Given the far-reaching implications of this issue, it was imperative that it is promptly addressed. As it is of utmost importance to ensure the accurate portrayal of publication statuses on retractions, we have contacted the OurResearch team and brought the issue to their attention. Approximately 2300 incorrect records were identified and corrected. Metadata provided via the API between 22 December 2023 and 19 March 2024, as well as the data snapshot releases 2024-01-24 and 2024-02-27 are affected. 12
It is crucial to periodically scrutinise critical metadata to ensure its accuracy and reliability. Employing alternative tools, such as the Problematic Paper Screener’s Annulled Detector, 13 can help verify the status of publications and identify discrepancies. Given the significant implications of retraction statuses – affecting academic integrity, research validity and public trust – each indication of retraction must be handled with meticulous care.
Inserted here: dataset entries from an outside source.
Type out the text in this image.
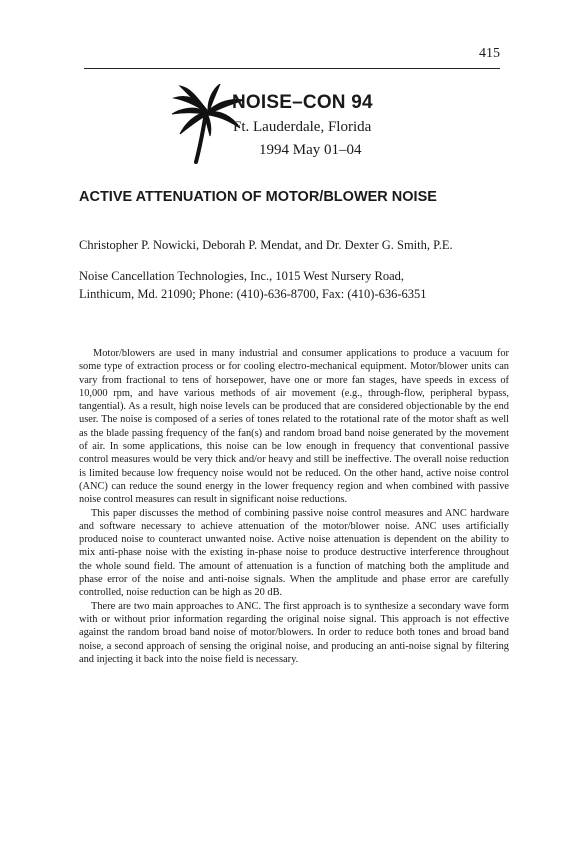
415
NOISE–CON 94
Ft. Lauderdale, Florida
1994 May 01–04
ACTIVE ATTENUATION OF MOTOR/BLOWER NOISE
Christopher P. Nowicki, Deborah P. Mendat, and Dr. Dexter G. Smith, P.E.
Noise Cancellation Technologies, Inc., 1015 West Nursery Road,
Linthicum, Md. 21090; Phone: (410)-636-8700, Fax: (410)-636-6351

Motor/blowers are used in many industrial and consumer applications to produce a vacuum for some type of extraction process or for cooling electro-mechanical equipment. Motor/blower units can vary from fractional to tens of horsepower, have one or more fan stages, have speeds in excess of 10,000 rpm, and have various methods of air movement (e.g., through-flow, peripheral bypass, tangential). As a result, high noise levels can be produced that are considered objectionable by the end user. The noise is composed of a series of tones related to the rotational rate of the motor shaft as well as the blade passing frequency of the fan(s) and random broad band noise generated by the movement of air. In some applications, this noise can be low enough in frequency that conventional passive control measures would be very thick and/or heavy and still be ineffective. The overall noise reduction is limited because low frequency noise would not be reduced. On the other hand, active noise control (ANC) can reduce the sound energy in the lower frequency region and when combined with passive noise control measures can result in significant noise reductions.

This paper discusses the method of combining passive noise control measures and ANC hardware and software necessary to achieve attenuation of the motor/blower noise. ANC uses artificially produced noise to counteract unwanted noise. Active noise attenuation is dependent on the ability to mix anti-phase noise with the existing in-phase noise to produce destructive interference throughout the whole sound field. The amount of attenuation is a function of matching both the amplitude and phase error of the noise and anti-noise signals. When the amplitude and phase error are carefully controlled, noise reduction can be high as 20 dB.

There are two main approaches to ANC. The first approach is to synthesize a secondary wave form with or without prior information regarding the original noise signal. This approach is not effective against the random broad band noise of motor/blowers. In order to reduce both tones and broad band noise, a second approach of sensing the original noise, and producing an anti-noise signal by filtering and injecting it back into the noise field is necessary.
By doing so, we can maintain the integrity of scholarly communication and support the ongoing efforts to uphold rigorous standards in academic publishing.
Footnotes
Declaration of conflicting interests
The author(s) declared no potential conflicts of interest with respect to the research, authorship and/or publication of this article.
Funding
The author(s) disclosed receipt of the following financial support for the research, authorship and/or publication of this article: No funding was received by the authors or for this research. The publication of this article was funded by the Open Access Fund of Technische Informationsbibliothek (TIB).